*

  • roman. yazari casey maddox'mis. ilginc bir roman gibi gozukuyor. bu fikri edinmemi saglayan yazi ise su:

    http://www.radikal.com.tr/…i-adimda-ozgurluk-500868
  • başyapıt değil, ama sürükleyici ve ilgi çekici bir roman. üzerinde biraz daha çalışılsa daha da iyi bir kitap olurmuş, yazar vermek istediği "eyleme geçin!" hissiyatını argümanlarıyla yeterince temellendirememiş diye düşünmekteyim. bir de her bölüm farklı bir zaman diliminde geçiyor. nereye atlandığını göstermek için şu "play", "rewind" sembolleri olur ya, onlardan yardım alınmış.
  • içerik olarak alakası az olsa da ismiyle akla tehafütü'l-felasifeyi getiren roman.
  • son derece sürükleyici bir kitap, çarpıcı bir şekilde başlayıp aynı tempoda devam ediyor. insanda yeni ufuklar açar mı? insanına bağlı sanırım. kitabı felsefe tezi yazan kuzeninden alıp ''senin tezini bitirdiğin günmüş o gün ehi ehi'' diyen çapsıza pek faydası olmuyor.
  • bu kitaptan öğrendiğim tek şey; artık ön kapağına hasta olup, arka kapaktaki övgüleri dikkate almamam gerekliliğidir. kendimi hiçbir zaman ambalaj tüketicisi olarak görmesem de, bu kitabın dikkatimi çeken ve satın almama vesile olan özellikleri; muhteşem ön kapağı ve arka kapağındaki "dövüş kulubü' nü quentin tarantino yazsaydı..." cümlesi oldu. ancak; kesinlikle beklentilerimi karşılamayan, tarantino' yla ve dövüş kulübü' yle arasında bağ kurulabilecek kadar abartılmaması gerektiğini düşündüğüm, vasatın altında kalmış kitaptır. o kadar vasatın altında kalmış ki, kitabı yarıda bırakmaktan nefret etmek gibi bir huyum olduğundan, kendimi, bitirmek için en çok zorladığım kitap oldu. anlatımda bir bütünlük yok, gereksiz tasvirler var, bir eylem(!) kitabı olmasına rağmen akıcılıktan çok uzak. bu kitapla aramda hiçbir bağ kuramamamın ve zoraki bitirmemin en büyük sebebi; bundan bir önce okuduğum kitabın ziyan olmasıdır belki de!

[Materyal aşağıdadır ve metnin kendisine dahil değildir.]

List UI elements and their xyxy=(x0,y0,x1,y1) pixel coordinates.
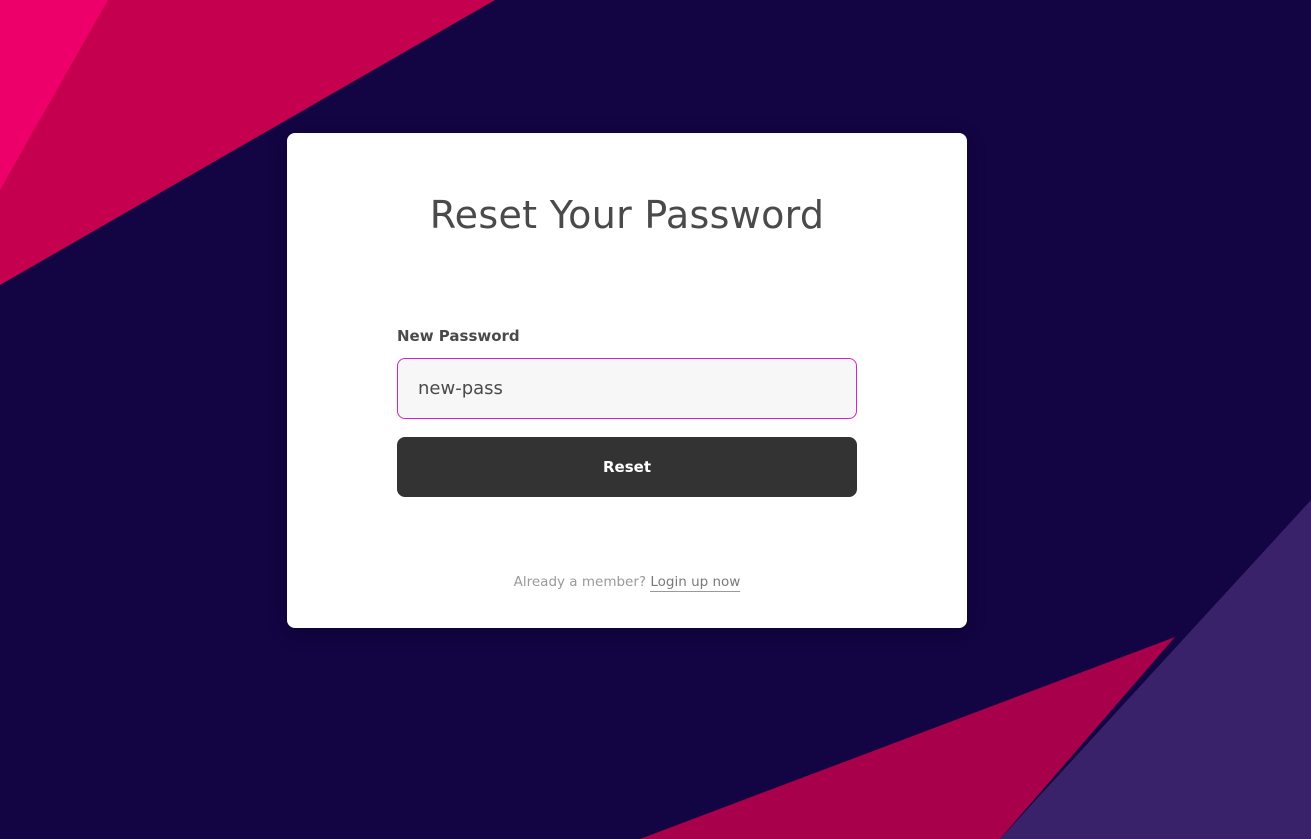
new-password-input[interactable] xyxy=(397,358,857,419)
bg-shape-bottom-right-purple xyxy=(1000,500,1311,839)
new-password-label: New Password xyxy=(397,327,520,345)
login-link[interactable]: Login up now xyxy=(650,574,741,592)
page-title: Reset Your Password xyxy=(429,193,825,237)
reset-button[interactable]: Reset xyxy=(397,437,857,497)
already-member-text: Already a member? xyxy=(513,574,647,590)
footer-login-prompt: Already a member? Login up now xyxy=(287,574,967,592)
reset-password-card: Reset Your Password New Password Reset A… xyxy=(287,133,967,628)
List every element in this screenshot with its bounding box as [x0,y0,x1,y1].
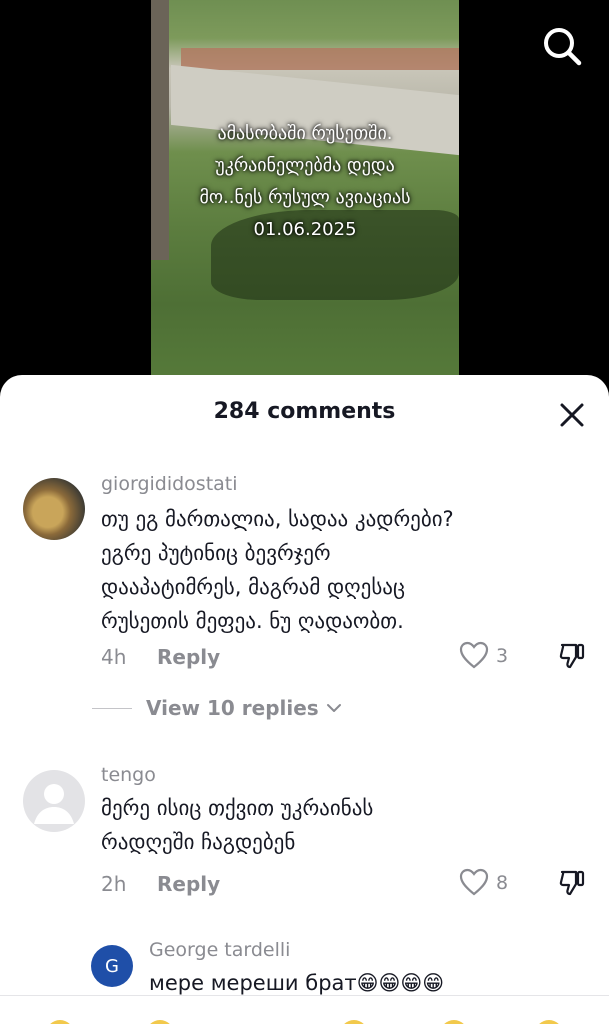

    işte o kapak! fotoğraflar için tıklayınız:
    (bkz: http://static.ideefixe.com/images/295/295330_2.jpg)
  • "ve aşk, kendimden büyük başka bir şeyin parçası olmam anlamını öneren bir kavram olmasa, onu sevebilirdim."
  • "bende daima dehşetli bir insan tanıma, gerçekten kim olduklarını bilme dürtüsü vardır ama öğrendiğimde, açılıp içlerini döktüklerinde nefret ederim hepsinden. bilgi tanımlamaya, hayal kırıklığına götürür."
  • " 'başkalarının algıları', diyor, 'asla seni tanımlamamalı.' "
  • "ormanda olmak, sorunlarınızın, kalbinizin ritmik pompalamasından daha hızlı hareket eden hiçbir şeyin bulunmadığı bir dünyada olmak gibi; tüm bilgi ve sözcükleriniz önünüze engel çıkarmaktan başka işe yaramayacağından beyniniz izne ayrılıyor sanki."
  • "kafa karışıklığı bilgi evine giren merdivenin sadece ilk basamağıdır."